Sedangkan jika digelar secara terbuka, Arsul mengatakan, selain membuka rahasia negara, nantinya akan timbul polemik yang berkepanjangan seperti kasus Kopi Sianida Jessica Wongso.
“Jadi antara manfaat dan mudharatnya itulah yang harus dikaji betul-betul,” ujarnya.
Arsul menyarankan, akan lebih baik jika gelar perkara soal kasus dugaan penistaan agama yang dilakukan oleh Gubernur DKI Jakarta Non Aktif Basuki Tjahaja Purnama (Ahok) dilakukan dengan metode tertutup diperluas atau terbuka terbatas.
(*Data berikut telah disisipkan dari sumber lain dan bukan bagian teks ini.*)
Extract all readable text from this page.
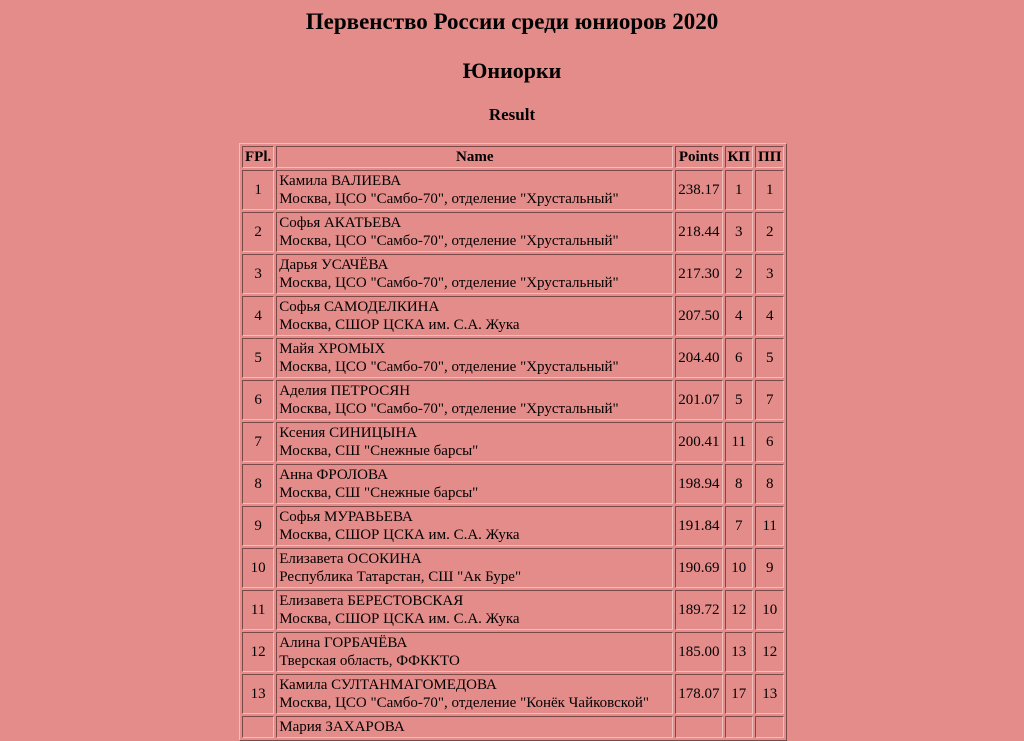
Первенство России среди юниоров 2020
Юниорки
Result
FPl.	Name	Points	КП	ПП
1	Камила ВАЛИЕВА
Москва, ЦСО "Самбо-70", отделение "Хрустальный"	238.17	1	1
2	Софья АКАТЬЕВА
Москва, ЦСО "Самбо-70", отделение "Хрустальный"	218.44	3	2
3	Дарья УСАЧЁВА
Москва, ЦСО "Самбо-70", отделение "Хрустальный"	217.30	2	3
4	Софья САМОДЕЛКИНА
Москва, СШОР ЦСКА им. С.А. Жука	207.50	4	4
5	Майя ХРОМЫХ
Москва, ЦСО "Самбо-70", отделение "Хрустальный"	204.40	6	5
6	Аделия ПЕТРОСЯН
Москва, ЦСО "Самбо-70", отделение "Хрустальный"	201.07	5	7
7	Ксения СИНИЦЫНА
Москва, СШ "Снежные барсы"	200.41	11	6
8	Анна ФРОЛОВА
Москва, СШ "Снежные барсы"	198.94	8	8
9	Софья МУРАВЬЕВА
Москва, СШОР ЦСКА им. С.А. Жука	191.84	7	11
10	Елизавета ОСОКИНА
Республика Татарстан, СШ "Ак Буре"	190.69	10	9
11	Елизавета БЕРЕСТОВСКАЯ
Москва, СШОР ЦСКА им. С.А. Жука	189.72	12	10
12	Алина ГОРБАЧЁВА
Тверская область, ФФККТО	185.00	13	12
13	Камила СУЛТАНМАГОМЕДОВА
Москва, ЦСО "Самбо-70", отделение "Конёк Чайковской"	178.07	17	13

	Мария ЗАХАРОВА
“Siapa yang harus diundang? Ya wakil-wakil dari kedua belah pihak. Para ahlinya juga harus diundang. Tetapi juga aturan mainnya ditegakkan. Nggak bisa gelar perkara itu dilakukan seperti kemudian kayak persidangan, jadi bantah-bantahan,” ungkapnya menambahkan. (Deni)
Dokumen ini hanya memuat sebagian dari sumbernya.